Reading Notes of Learning Bayesian Networks(Neapolitan)

Jul 26, 2024 9 min read

Basics
- A few quick review of basic probability theory
Chapter 1: Introduction to Bayesian Networks

Bayesian networks looks like a game of conditional independence and dependence

Basics

A few quick review of basic probability theory

marginal probability: The summed probability of a joint probability $$P(A|B) = \sum_{C}P(A,C|B)$$
Law of total probability: $$P(A|C,D,E) = \sum_{B}P(A|B,C,D,E)P(B|C,D,E)$$ , which is nothing more than weighted average of the conditional probability of $A$ given $B$ and the marginal probability of $B$. The simplest form is $$P(A|B) = \sum_{C}P(A|B,C)P(C|B)$$ This is different from marginal probability above.
$\perp$ notation for independence: $$A \perp B|C$$ can be used to denote that $A$ and $B$ are independent given $C$. This is equivalent to $P(A,B|C) = P(A|C)P(B|C)$. This actually is more than handy because it does have a geometric interpretation of conditional independence. Check figure below.
Independence does not imply conditional independence: $$A \perp B \nRightarrow A \perp B|C$$ A counter-example is given in the figure below. And it seems that in our figure, which is a circle on 2D, we can not find an example that independence implies conditional independence unless we go to 3D or higher dimension.
How to know if two random variables are independent ? There seem to be two ways to know if two random variables $X$ and $Y$ are independent:

For all possible values of $X$ and $Y$, check if the joint probability of $X$ and $Y$ is equal to the product of the marginal probability of $X$ and $Y$. That is, $P(X,Y) = P(X)P(Y)$, $O(n*m)$ time complexity
Check if the conditional probability of $X$ given $Y$ is equal to the marginal probability of $X$. That is, $P(X|Y) = P(X)$, also $O(n*m)$ time complexity

Depending on we are given the joint or conditional probability, we can choose the corresponding method to check if two random variables are independent.

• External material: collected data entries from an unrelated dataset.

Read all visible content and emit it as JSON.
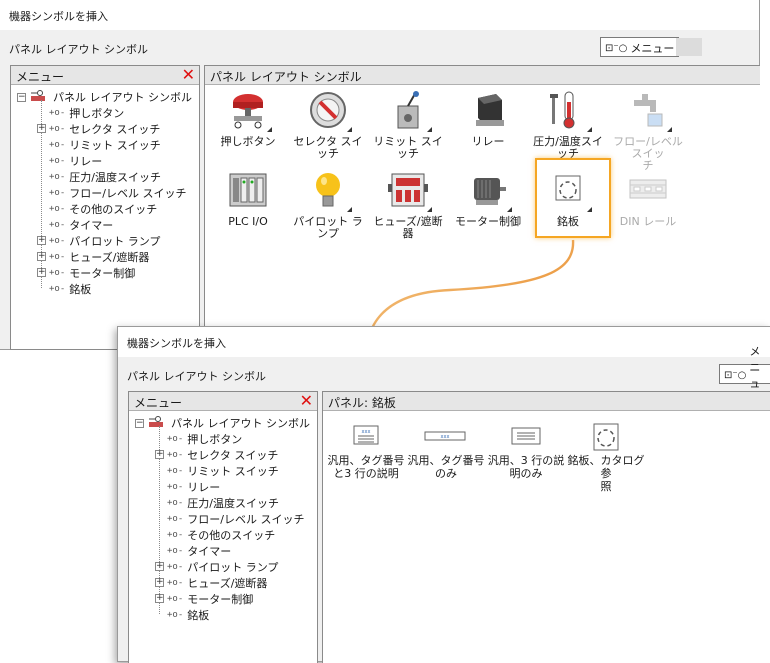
{
  "window_title": "機器シンボルを挿入",
  "breadcrumb": "パネル レイアウト シンボル",
  "menu_button_label": "メニュー",
  "menu_panel_title": "メニュー",
  "tree": {
    "root": "パネル レイアウト シンボル",
    "items": [
      {
        "label": "押しボタン",
        "expandable": false
      },
      {
        "label": "セレクタ スイッチ",
        "expandable": true
      },
      {
        "label": "リミット スイッチ",
        "expandable": false
      },
      {
        "label": "リレー",
        "expandable": false
      },
      {
        "label": "圧力/温度スイッチ",
        "expandable": false
      },
      {
        "label": "フロー/レベル スイッチ",
        "expandable": false
      },
      {
        "label": "その他のスイッチ",
        "expandable": false
      },
      {
        "label": "タイマー",
        "expandable": false
      },
      {
        "label": "パイロット ランプ",
        "expandable": true
      },
      {
        "label": "ヒューズ/遮断器",
        "expandable": true
      },
      {
        "label": "モーター制御",
        "expandable": true
      },
      {
        "label": "銘板",
        "expandable": false
      }
    ]
  },
  "main_panel_title": "パネル レイアウト シンボル",
  "grid": [
    {
      "label": "押しボタン",
      "icon": "pushbutton-icon"
    },
    {
      "label": "セレクタ スイッチ",
      "icon": "selector-switch-icon"
    },
    {
      "label": "リミット スイッチ",
      "icon": "limit-switch-icon"
    },
    {
      "label": "リレー",
      "icon": "relay-icon"
    },
    {
      "label": "圧力/温度スイッチ",
      "icon": "thermometer-icon"
    },
    {
      "label": "フロー/レベル スイッ\nチ",
      "icon": "faucet-icon"
    },
    {
      "label": "PLC I/O",
      "icon": "plc-icon"
    },
    {
      "label": "パイロット ランプ",
      "icon": "lightbulb-icon"
    },
    {
      "label": "ヒューズ/遮断器",
      "icon": "fuse-icon"
    },
    {
      "label": "モーター制御",
      "icon": "motor-icon"
    },
    {
      "label": "銘板",
      "icon": "nameplate-icon"
    },
    {
      "label": "DIN レール",
      "icon": "din-rail-icon"
    }
  ],
  "nameplate_panel_title": "パネル: 銘板",
  "nameplates": [
    {
      "label": "汎用、タグ番号\nと3 行の説明",
      "icon": "nameplate-tag-3line-icon"
    },
    {
      "label": "汎用、タグ番号\nのみ",
      "icon": "nameplate-tag-only-icon"
    },
    {
      "label": "汎用、3 行の説\n明のみ",
      "icon": "nameplate-3line-icon"
    },
    {
      "label": "銘板、カタログ参\n照",
      "icon": "nameplate-catalog-icon"
    }
  ],
  "colors": {
    "highlight": "#f5a623",
    "close": "#e01010",
    "lamp": "#f7c21a",
    "button_red": "#d33030"
  }
}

Check conditional independence

Now let’s check if $X$ and $Y$ are independent given $Z_1, Z_2, …, Z_n$. By definition, $X$ and $Y$ are independent given $Z_1, Z_2, …, Z_n$ if and only if $P(X,Y|Z_1, Z_2, …, Z_n) = P(X|Z_1, Z_2, …, Z_n)P(Y|Z_1, Z_2, …, Z_n), \forall X, Y, Z_1, Z_2, …, Z_n$. This is a natural extension of the definition of independence between two random variables above. But the computational complexity is $O(m^n)$, which is intolerable. So there is no efficient way to check if two random variables are independent given a set of other random variables in general.

Dependency is not transitive

Proposition 1: Depedency relationship between random variables are not transitive, i.e. if $X$ and $Y$ are dependent, and $Y$ and $Z$ are dependent, it does not imply $X$ and $Z$ are dependent. Below is an example, and it can be easily extend to case more than 3 random variables, as long as we have orthogonal dependency relationship between the head and tail of the chain.

Figure 1. Dependency Not Transitive

Bayesian Inference

Just a quick review of Bayesian Inference.

It tells us how to get $P(X|Y)$ from $P(Y|X)$.

conditional expectation

Conditional expectation has been a bit confusing to me at the beginning and the reason I think it’s because of the confusing notation.

$$E(X|Y) = E_{X|Y}[X] = \sum_{x}xP(X=x|Y)$$

$$E(X|Y,Z) = E_{X|Y,Z}[X] = \sum_{x}xP(X=x|Y,Z)$$

$$E[E(X|Y,Z)|Y] = E_{Z|Y}[E_{X|Y,Z}[X]] = E_{X|Y}[X] = E(X|Y)$$, known as law of iterated expectations or tower property

Chapter 1: Introduction to Bayesian Networks

Three definition of probability

This is the first interesting thing I learned from this book. The author introduced three definitions of probability:

probability based on principal of indifference: For example in a coin flip, the probability of head is 0.5 because the two outcomes are symmetric and we just assign equal probability to them.
probability based on frequentist: For event like throwing a thumbtack, we can not apply principal of indifference because the outcomes (head or tail) are not symmetric and are complicated. So we can only rely on the frequentist definition of probability, which is the ratio of the number of times the event occurs to the total number of trials.
probability based on subjective: For example, when there is match between Brazil and Argentina in world cup, some people may think Brazil has probability of 0.6 to win, while others may think it is 0.7. Here the probability is clearly not based on the principal of indifference and also not based on frequentist because we can not repeat the match in the same(similar) condition many times. So the probability is a pure subjective estimation. This is still ok because the probability theory per se does not make any assumption on the nature of the probability but just the few axioms. Even though the probability is subjective, very far from reality, it is still a valid probability and we can apply all the probability theory ( including Bayesian Networks) to it.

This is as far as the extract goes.